Lien entre religion et homophobie

Religion et homophobie : ce que disent réellement les sciences sociales

Un texte d’opinion récemment publié dans Le Devoir remet sur la table une question sensible : existe-t-il un lien entre religion et homophobie ? Sur ce sujet, les sciences sociales disposent désormais d’un corpus solide. Et les résultats convergent largement. Je me rends compte qu’il est tristement nécessaire de rappeler qu’il y en la matière des connaissances établies.

Depuis plusieurs décennies, les enquêtes montrent qu’en moyenne les attitudes hostiles envers les personnes homosexuelles sont plus fréquentes dans les populations fortement religieuses, surtout lorsque la religion est vécue de manière doctrinale ou littéraliste. Une méta-analyse portant sur de nombreuses études empiriques conclut que la religiosité constitue l’un des prédicteurs les plus robustes des attitudes négatives envers les gays et les lesbiennes (Whitley, 2009). Ces résultats s’inscrivent dans un cadre doctrinal précis. Dans les grandes traditions monothéistes, l’homosexualité est définie comme une faute morale ou un comportement « contre nature ». Les institutions religieuses ont ainsi joué un rôle central dans la construction de normes sociales et juridiques qui ont stigmatisé les minorités sexuelles pendant des siècles. La sociologie contemporaine observe encore aujourd’hui ce mécanisme.
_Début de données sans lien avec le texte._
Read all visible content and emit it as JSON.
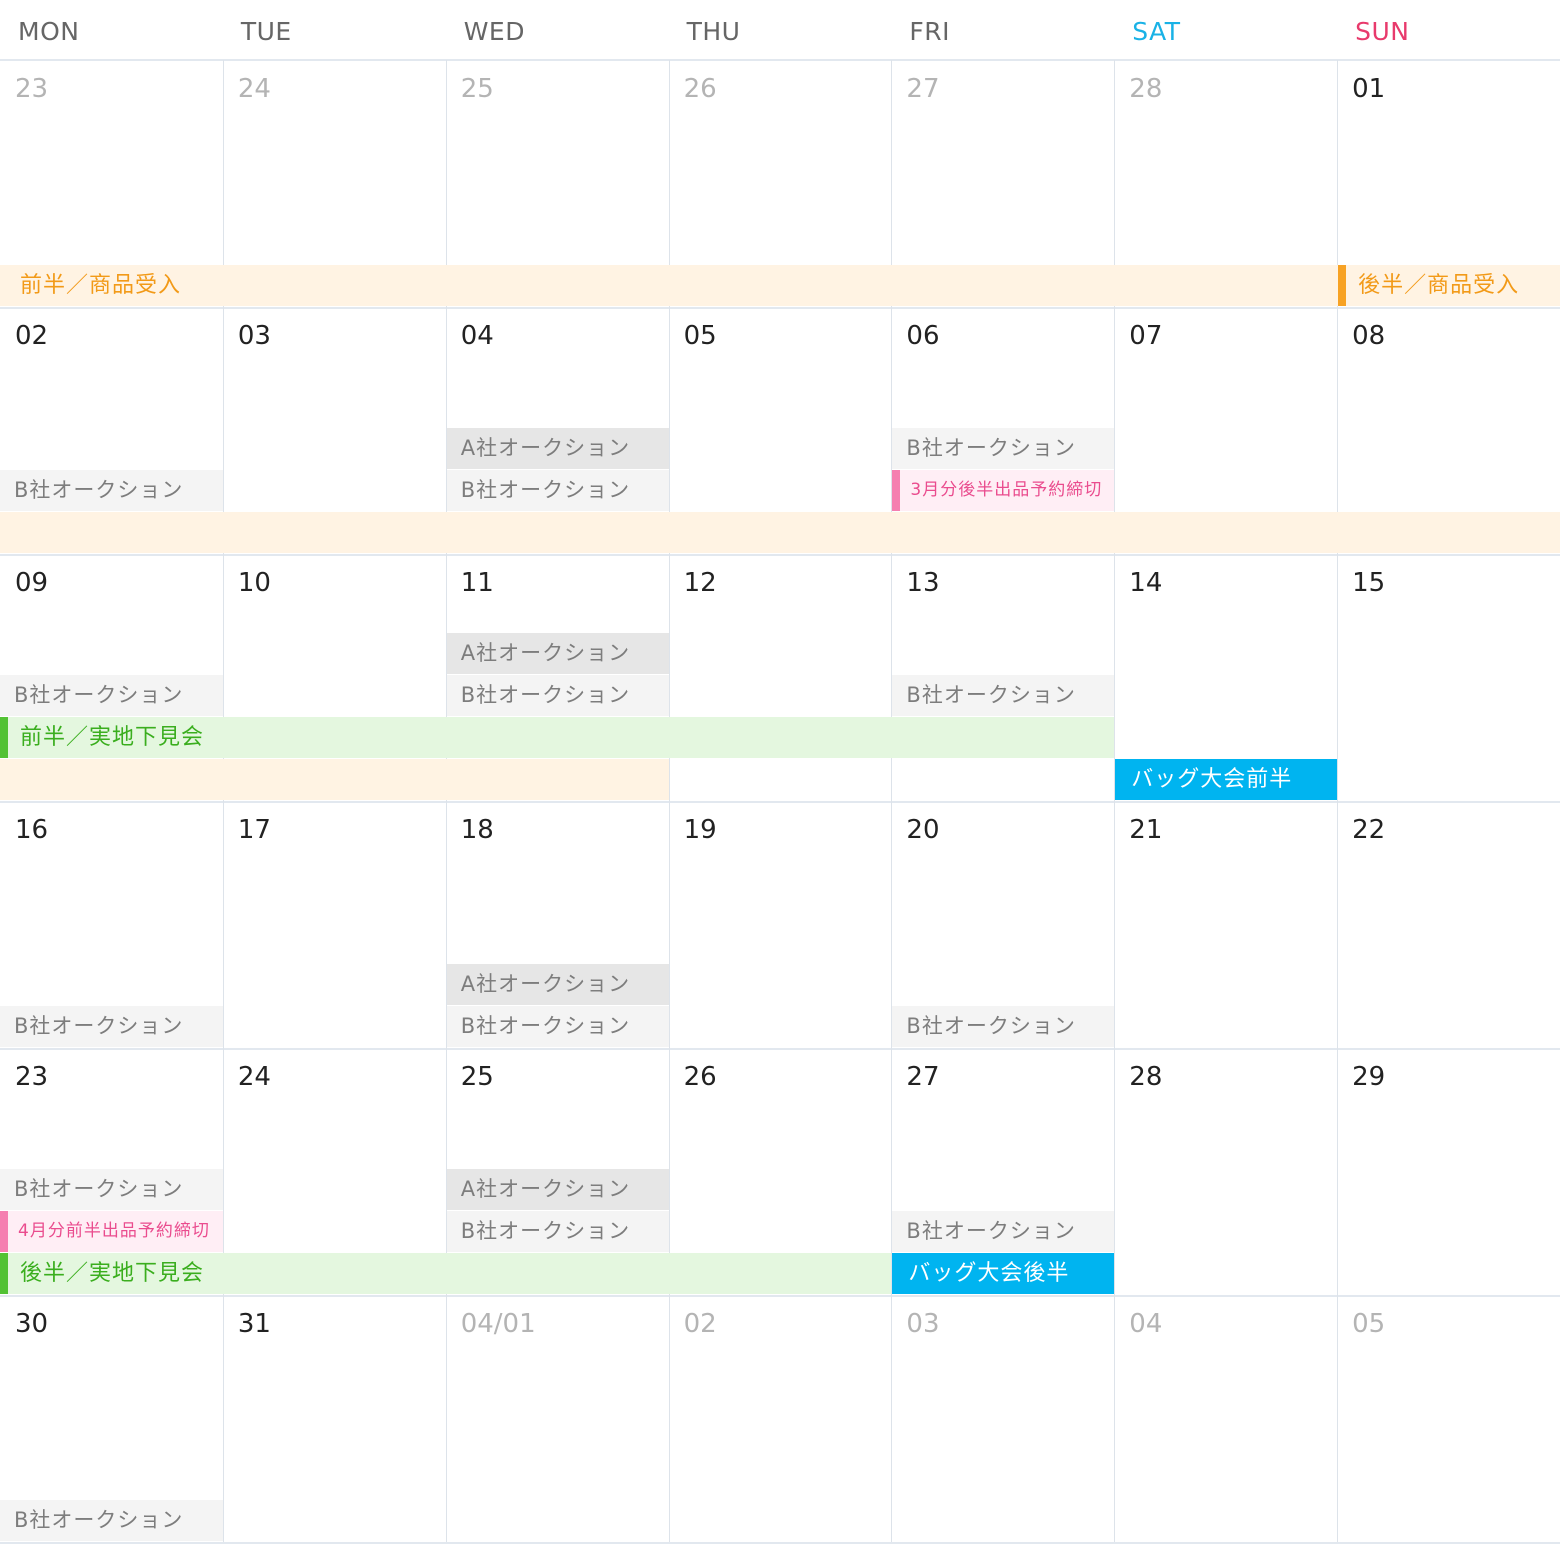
{
  "colors": {
    "sat": "#19b2e6",
    "sun": "#e83a6c",
    "orange_text": "#f29a18",
    "orange_bg": "#fff3e3",
    "orange_accent": "#f7a224",
    "green_text": "#3aae1e",
    "green_bg": "#e4f7df",
    "green_accent": "#52c234",
    "pink_text": "#ea4c8e",
    "pink_bg": "#ffeef5",
    "pink_accent": "#f57fb0",
    "gray_a_bg": "#e6e6e6",
    "gray_b_bg": "#f4f4f4",
    "gray_text": "#7d7d7d",
    "blue_bg": "#00b4f0",
    "blue_text": "#ffffff"
  },
  "weekdays": [
    "MON",
    "TUE",
    "WED",
    "THU",
    "FRI",
    "SAT",
    "SUN"
  ],
  "weeks": [
    {
      "days": [
        {
          "num": "23",
          "out": true
        },
        {
          "num": "24",
          "out": true
        },
        {
          "num": "25",
          "out": true
        },
        {
          "num": "26",
          "out": true
        },
        {
          "num": "27",
          "out": true
        },
        {
          "num": "28",
          "out": true
        },
        {
          "num": "01",
          "out": false
        }
      ]
    },
    {
      "days": [
        {
          "num": "02",
          "out": false
        },
        {
          "num": "03",
          "out": false
        },
        {
          "num": "04",
          "out": false
        },
        {
          "num": "05",
          "out": false
        },
        {
          "num": "06",
          "out": false
        },
        {
          "num": "07",
          "out": false
        },
        {
          "num": "08",
          "out": false
        }
      ]
    },
    {
      "days": [
        {
          "num": "09",
          "out": false
        },
        {
          "num": "10",
          "out": false
        },
        {
          "num": "11",
          "out": false
        },
        {
          "num": "12",
          "out": false
        },
        {
          "num": "13",
          "out": false
        },
        {
          "num": "14",
          "out": false
        },
        {
          "num": "15",
          "out": false
        }
      ]
    },
    {
      "days": [
        {
          "num": "16",
          "out": false
        },
        {
          "num": "17",
          "out": false
        },
        {
          "num": "18",
          "out": false
        },
        {
          "num": "19",
          "out": false
        },
        {
          "num": "20",
          "out": false
        },
        {
          "num": "21",
          "out": false
        },
        {
          "num": "22",
          "out": false
        }
      ]
    },
    {
      "days": [
        {
          "num": "23",
          "out": false
        },
        {
          "num": "24",
          "out": false
        },
        {
          "num": "25",
          "out": false
        },
        {
          "num": "26",
          "out": false
        },
        {
          "num": "27",
          "out": false
        },
        {
          "num": "28",
          "out": false
        },
        {
          "num": "29",
          "out": false
        }
      ]
    },
    {
      "days": [
        {
          "num": "30",
          "out": false
        },
        {
          "num": "31",
          "out": false
        },
        {
          "num": "04/01",
          "out": true
        },
        {
          "num": "02",
          "out": true
        },
        {
          "num": "03",
          "out": true
        },
        {
          "num": "04",
          "out": true
        },
        {
          "num": "05",
          "out": true
        }
      ]
    }
  ],
  "events": [
    {
      "week": 0,
      "slot": 0,
      "start": 0,
      "span": 7,
      "style": "orange",
      "label": ""
    },
    {
      "week": 0,
      "slot": 0,
      "start": 0,
      "span": 1,
      "style": "orange_label",
      "label": "前半／商品受入"
    },
    {
      "week": 0,
      "slot": 0,
      "start": 6,
      "span": 1,
      "style": "orange_accent",
      "label": "後半／商品受入"
    },
    {
      "week": 1,
      "slot": 2,
      "start": 2,
      "span": 1,
      "style": "gray_a",
      "label": "A社オークション"
    },
    {
      "week": 1,
      "slot": 2,
      "start": 4,
      "span": 1,
      "style": "gray_b",
      "label": "B社オークション"
    },
    {
      "week": 1,
      "slot": 1,
      "start": 0,
      "span": 1,
      "style": "gray_b",
      "label": "B社オークション"
    },
    {
      "week": 1,
      "slot": 1,
      "start": 2,
      "span": 1,
      "style": "gray_b",
      "label": "B社オークション"
    },
    {
      "week": 1,
      "slot": 1,
      "start": 4,
      "span": 1,
      "style": "pink",
      "label": "3月分後半出品予約締切"
    },
    {
      "week": 1,
      "slot": 0,
      "start": 0,
      "span": 7,
      "style": "orange",
      "label": ""
    },
    {
      "week": 2,
      "slot": 3,
      "start": 2,
      "span": 1,
      "style": "gray_a",
      "label": "A社オークション"
    },
    {
      "week": 2,
      "slot": 2,
      "start": 0,
      "span": 1,
      "style": "gray_b",
      "label": "B社オークション"
    },
    {
      "week": 2,
      "slot": 2,
      "start": 2,
      "span": 1,
      "style": "gray_b",
      "label": "B社オークション"
    },
    {
      "week": 2,
      "slot": 2,
      "start": 4,
      "span": 1,
      "style": "gray_b",
      "label": "B社オークション"
    },
    {
      "week": 2,
      "slot": 1,
      "start": 0,
      "span": 5,
      "style": "green",
      "label": "前半／実地下見会"
    },
    {
      "week": 2,
      "slot": 0,
      "start": 0,
      "span": 3,
      "style": "orange",
      "label": ""
    },
    {
      "week": 2,
      "slot": 0,
      "start": 5,
      "span": 1,
      "style": "blue",
      "label": "バッグ大会前半"
    },
    {
      "week": 3,
      "slot": 1,
      "start": 2,
      "span": 1,
      "style": "gray_a",
      "label": "A社オークション"
    },
    {
      "week": 3,
      "slot": 0,
      "start": 0,
      "span": 1,
      "style": "gray_b",
      "label": "B社オークション"
    },
    {
      "week": 3,
      "slot": 0,
      "start": 2,
      "span": 1,
      "style": "gray_b",
      "label": "B社オークション"
    },
    {
      "week": 3,
      "slot": 0,
      "start": 4,
      "span": 1,
      "style": "gray_b",
      "label": "B社オークション"
    },
    {
      "week": 4,
      "slot": 2,
      "start": 0,
      "span": 1,
      "style": "gray_b",
      "label": "B社オークション"
    },
    {
      "week": 4,
      "slot": 2,
      "start": 2,
      "span": 1,
      "style": "gray_a",
      "label": "A社オークション"
    },
    {
      "week": 4,
      "slot": 1,
      "start": 0,
      "span": 1,
      "style": "pink",
      "label": "4月分前半出品予約締切"
    },
    {
      "week": 4,
      "slot": 1,
      "start": 2,
      "span": 1,
      "style": "gray_b",
      "label": "B社オークション"
    },
    {
      "week": 4,
      "slot": 1,
      "start": 4,
      "span": 1,
      "style": "gray_b",
      "label": "B社オークション"
    },
    {
      "week": 4,
      "slot": 0,
      "start": 0,
      "span": 4,
      "style": "green",
      "label": "後半／実地下見会"
    },
    {
      "week": 4,
      "slot": 0,
      "start": 4,
      "span": 1,
      "style": "blue",
      "label": "バッグ大会後半"
    },
    {
      "week": 5,
      "slot": 0,
      "start": 0,
      "span": 1,
      "style": "gray_b",
      "label": "B社オークション"
    }
  ]
}
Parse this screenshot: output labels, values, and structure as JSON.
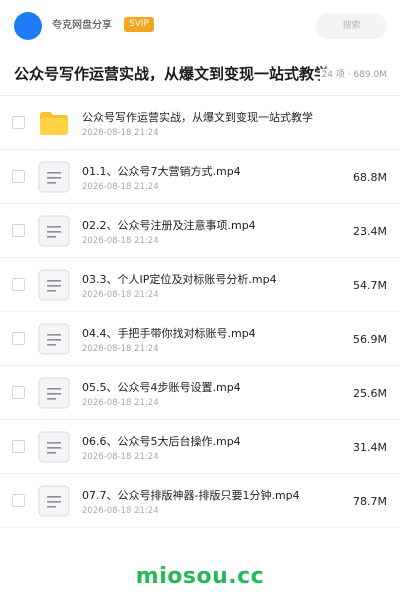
{
  "header": {
    "share_name": "夸克网盘分享",
    "badge": "SVIP",
    "search_placeholder": "搜索",
    "accent_color": "#1e7bf6",
    "badge_color": "#f3a61f"
  },
  "title_row": {
    "title": "公众号写作运营实战，从爆文到变现一站式教学",
    "meta": "24 项 · 689.0M"
  },
  "files": [
    {
      "icon": "folder-icon",
      "name": "公众号写作运营实战，从爆文到变现一站式教学",
      "date": "2026-08-18 21:24",
      "size": ""
    },
    {
      "icon": "video-file-icon",
      "name": "01.1、公众号7大营销方式.mp4",
      "date": "2026-08-18 21:24",
      "size": "68.8M"
    },
    {
      "icon": "video-file-icon",
      "name": "02.2、公众号注册及注意事项.mp4",
      "date": "2026-08-18 21:24",
      "size": "23.4M"
    },
    {
      "icon": "video-file-icon",
      "name": "03.3、个人IP定位及对标账号分析.mp4",
      "date": "2026-08-18 21:24",
      "size": "54.7M"
    },
    {
      "icon": "video-file-icon",
      "name": "04.4、手把手带你找对标账号.mp4",
      "date": "2026-08-18 21:24",
      "size": "56.9M"
    },
    {
      "icon": "video-file-icon",
      "name": "05.5、公众号4步账号设置.mp4",
      "date": "2026-08-18 21:24",
      "size": "25.6M"
    },
    {
      "icon": "video-file-icon",
      "name": "06.6、公众号5大后台操作.mp4",
      "date": "2026-08-18 21:24",
      "size": "31.4M"
    },
    {
      "icon": "video-file-icon",
      "name": "07.7、公众号排版神器-排版只要1分钟.mp4",
      "date": "2026-08-18 21:24",
      "size": "78.7M"
    }
  ],
  "watermark": {
    "text": "miosou.cc",
    "color": "#27b85b"
  }
}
Les personnes engagées dans des milieux religieux conservateurs expriment davantage d’opposition aux droits des couples de même sexe ou à l’égalité juridique des personnes LGBT, même en tenant compte de variables comme l’âge, l’éducation ou l’orientation politique (Herek & McLemore, 2013).

 

Un exemple récent illustre de manière très concrète l’imbrication entre normes religieuses et législation. En mars 2026, il y a quelques jours, le parlement du Sénégal a adopté une loi durcissant la répression de l’homosexualité : les peines de prison pour relations entre personnes du même sexe passent désormais d’un maximum de cinq ans à dix ans, assorties d’amendes pouvant atteindre plusieurs millions de francs CFA. La loi prévoit aussi de sanctionner la « promotion » ou le soutien aux droits LGBT. Le pays compte 90% de musulmans ; des leaders religieux et des collectifs proches de ces milieux ont exercé une pression politique forte, en organisant des rassemblements et en présentant la question comme une défense des « valeurs morales » et de l’identité nationale.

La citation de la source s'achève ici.